Gościem programu "Prosto w Oczy" był Tomasz Latos, przewodniczący Sejmowej Komisji Zdrowia. - Najpierw Bartosz Arłukowicz 3 lata temu dał im rezydentury, a w tej chwili kwestionuje własne decyzje. To jest minister zdrowia, który nie dał rezydentom ani złotówki podwyżki - mówił Tomasz Latos.
– Student kończy studia, otrzymuje dyplom lekarski, obecnie ma roczny staż, za które państwo płaci niedużo. Po zakończeniu stażu rozpoczyna się robienie specjalizacji z różnych dziedzin. Jedna droga jest taka, że jest szpital, przychodnia zatrudnia lekarza w ramach umowy o pracy. Jest też inna droga rezydencka, państwo daje możliwość robienia specjalizacji kilku tysiącom lekarzy - podkreślił Latos.

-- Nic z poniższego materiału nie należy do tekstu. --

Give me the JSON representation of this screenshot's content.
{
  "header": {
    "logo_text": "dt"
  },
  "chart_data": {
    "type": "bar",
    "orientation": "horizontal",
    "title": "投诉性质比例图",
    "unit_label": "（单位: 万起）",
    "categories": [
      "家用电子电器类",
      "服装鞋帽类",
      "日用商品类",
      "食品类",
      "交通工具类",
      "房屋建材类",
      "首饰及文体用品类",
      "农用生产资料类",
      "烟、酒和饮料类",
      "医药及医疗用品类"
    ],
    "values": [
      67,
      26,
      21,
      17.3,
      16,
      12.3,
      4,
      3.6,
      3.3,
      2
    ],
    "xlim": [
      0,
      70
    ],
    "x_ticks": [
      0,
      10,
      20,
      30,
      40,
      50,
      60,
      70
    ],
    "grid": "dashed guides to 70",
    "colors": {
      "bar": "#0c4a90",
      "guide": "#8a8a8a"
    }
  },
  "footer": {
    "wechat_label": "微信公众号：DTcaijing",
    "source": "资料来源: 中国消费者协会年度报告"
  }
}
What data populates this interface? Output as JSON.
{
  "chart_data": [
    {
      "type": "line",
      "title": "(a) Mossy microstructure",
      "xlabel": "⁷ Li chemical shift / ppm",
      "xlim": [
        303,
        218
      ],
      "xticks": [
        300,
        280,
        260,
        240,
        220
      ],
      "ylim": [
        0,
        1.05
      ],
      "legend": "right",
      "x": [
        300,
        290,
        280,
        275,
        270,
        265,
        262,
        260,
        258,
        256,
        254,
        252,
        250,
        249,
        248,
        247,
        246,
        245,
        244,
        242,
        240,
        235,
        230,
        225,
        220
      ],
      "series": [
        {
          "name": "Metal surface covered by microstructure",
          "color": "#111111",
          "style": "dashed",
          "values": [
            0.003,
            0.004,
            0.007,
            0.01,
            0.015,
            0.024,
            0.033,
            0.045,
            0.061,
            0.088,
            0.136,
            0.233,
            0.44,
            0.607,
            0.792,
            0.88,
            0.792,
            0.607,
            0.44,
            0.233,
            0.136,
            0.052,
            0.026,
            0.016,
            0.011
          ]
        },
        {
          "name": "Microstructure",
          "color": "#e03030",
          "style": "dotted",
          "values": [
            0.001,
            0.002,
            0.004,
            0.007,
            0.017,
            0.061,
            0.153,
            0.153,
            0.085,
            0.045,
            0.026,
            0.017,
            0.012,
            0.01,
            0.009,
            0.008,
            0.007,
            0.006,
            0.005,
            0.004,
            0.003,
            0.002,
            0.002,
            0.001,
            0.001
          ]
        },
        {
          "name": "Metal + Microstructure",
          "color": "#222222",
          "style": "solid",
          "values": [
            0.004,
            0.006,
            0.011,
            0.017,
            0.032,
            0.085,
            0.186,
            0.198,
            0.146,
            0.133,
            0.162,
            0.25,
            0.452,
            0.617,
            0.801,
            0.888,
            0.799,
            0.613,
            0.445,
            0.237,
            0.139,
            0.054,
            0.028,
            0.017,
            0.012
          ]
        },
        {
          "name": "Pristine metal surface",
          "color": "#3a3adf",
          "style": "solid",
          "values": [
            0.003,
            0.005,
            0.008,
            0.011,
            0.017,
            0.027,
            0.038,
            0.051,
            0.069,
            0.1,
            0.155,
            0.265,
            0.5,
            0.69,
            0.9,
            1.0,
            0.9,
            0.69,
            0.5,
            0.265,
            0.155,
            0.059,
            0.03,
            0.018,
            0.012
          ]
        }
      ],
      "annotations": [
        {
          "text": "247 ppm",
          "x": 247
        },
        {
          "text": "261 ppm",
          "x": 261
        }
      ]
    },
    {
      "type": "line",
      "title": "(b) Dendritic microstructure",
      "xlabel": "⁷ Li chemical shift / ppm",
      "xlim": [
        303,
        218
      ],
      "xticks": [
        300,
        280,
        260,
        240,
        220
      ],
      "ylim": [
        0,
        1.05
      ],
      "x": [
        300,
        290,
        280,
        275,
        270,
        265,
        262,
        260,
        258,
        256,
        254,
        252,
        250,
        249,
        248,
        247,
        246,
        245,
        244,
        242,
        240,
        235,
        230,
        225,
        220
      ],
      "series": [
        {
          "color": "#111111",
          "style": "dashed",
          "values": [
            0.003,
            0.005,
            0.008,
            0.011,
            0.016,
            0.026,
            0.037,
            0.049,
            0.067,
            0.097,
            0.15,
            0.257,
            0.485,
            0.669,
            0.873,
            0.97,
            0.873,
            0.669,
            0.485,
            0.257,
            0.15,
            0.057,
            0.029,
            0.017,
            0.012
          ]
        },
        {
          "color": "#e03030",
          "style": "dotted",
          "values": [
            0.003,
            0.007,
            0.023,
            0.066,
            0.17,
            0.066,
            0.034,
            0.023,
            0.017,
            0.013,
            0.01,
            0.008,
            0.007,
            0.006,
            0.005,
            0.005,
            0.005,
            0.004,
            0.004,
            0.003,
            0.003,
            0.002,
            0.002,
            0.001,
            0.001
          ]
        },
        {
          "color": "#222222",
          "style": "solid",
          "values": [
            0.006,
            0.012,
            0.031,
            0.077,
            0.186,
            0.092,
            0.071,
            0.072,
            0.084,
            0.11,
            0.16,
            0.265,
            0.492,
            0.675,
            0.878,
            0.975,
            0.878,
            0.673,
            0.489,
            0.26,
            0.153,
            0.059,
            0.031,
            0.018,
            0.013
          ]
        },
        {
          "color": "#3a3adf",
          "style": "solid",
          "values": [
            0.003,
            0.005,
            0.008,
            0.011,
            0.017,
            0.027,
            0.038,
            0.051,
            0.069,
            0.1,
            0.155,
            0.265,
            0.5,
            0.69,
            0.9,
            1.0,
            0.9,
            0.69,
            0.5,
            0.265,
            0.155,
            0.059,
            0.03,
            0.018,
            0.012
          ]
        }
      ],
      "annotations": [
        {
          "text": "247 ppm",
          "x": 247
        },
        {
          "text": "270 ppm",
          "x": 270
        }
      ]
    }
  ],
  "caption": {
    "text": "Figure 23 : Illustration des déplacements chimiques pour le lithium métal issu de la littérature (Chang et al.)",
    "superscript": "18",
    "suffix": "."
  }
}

"Taki rezydent ma 3 200 - 3 900 pensji plus te kilka dyżurów to jest mniej więcej druga pensja"
– Wiele lat temu wprowadzono system rezydentur, których było mniej niż kończących studia. Myśmy ten system podnieśli, jest ich 2 razy więcej niż za czasów Bartosza Arłukowicza. Kontynuujemy ten program, państwo daje na te etaty pieniądze. Na dyżury daje dyrektor szpital. Taki rezydent ma 3 200 - 3 900 pensji plus te kilka dyżurów to jest mniej więcej druga pensja. Czasem pracują oni więcej w innych pensjach i mają za to dodatkowe gratyfikacje. Poza etatem rezydenckim dyżurują dodatkowo - mówił Tomasz Latos.
"Pan Radziwiłł zaproponował w sumie około 1,5 tys. podwyżek dla wszystkich"
– My chcemy podnieść wynagrodzenie rezydentów. Przez 6 lat rządów PO nie były one podnoszone. Pan Radziwiłł zaproponował w sumie około 1,5 tys. podwyżek dla wszystkich. Są tacy, którzy wykonują specjalności deficytowe, dla tych osób ma być jeszcze w tym roku dodatkowe 1 200 zł. Czy to dużo? Niech widzowie to ocenią. Za kilka lat wszyscy rezydenci będą zarabiać od 5-6 tys. zł pensji i to bez dodatkowych dyżurów - powiedział Latos.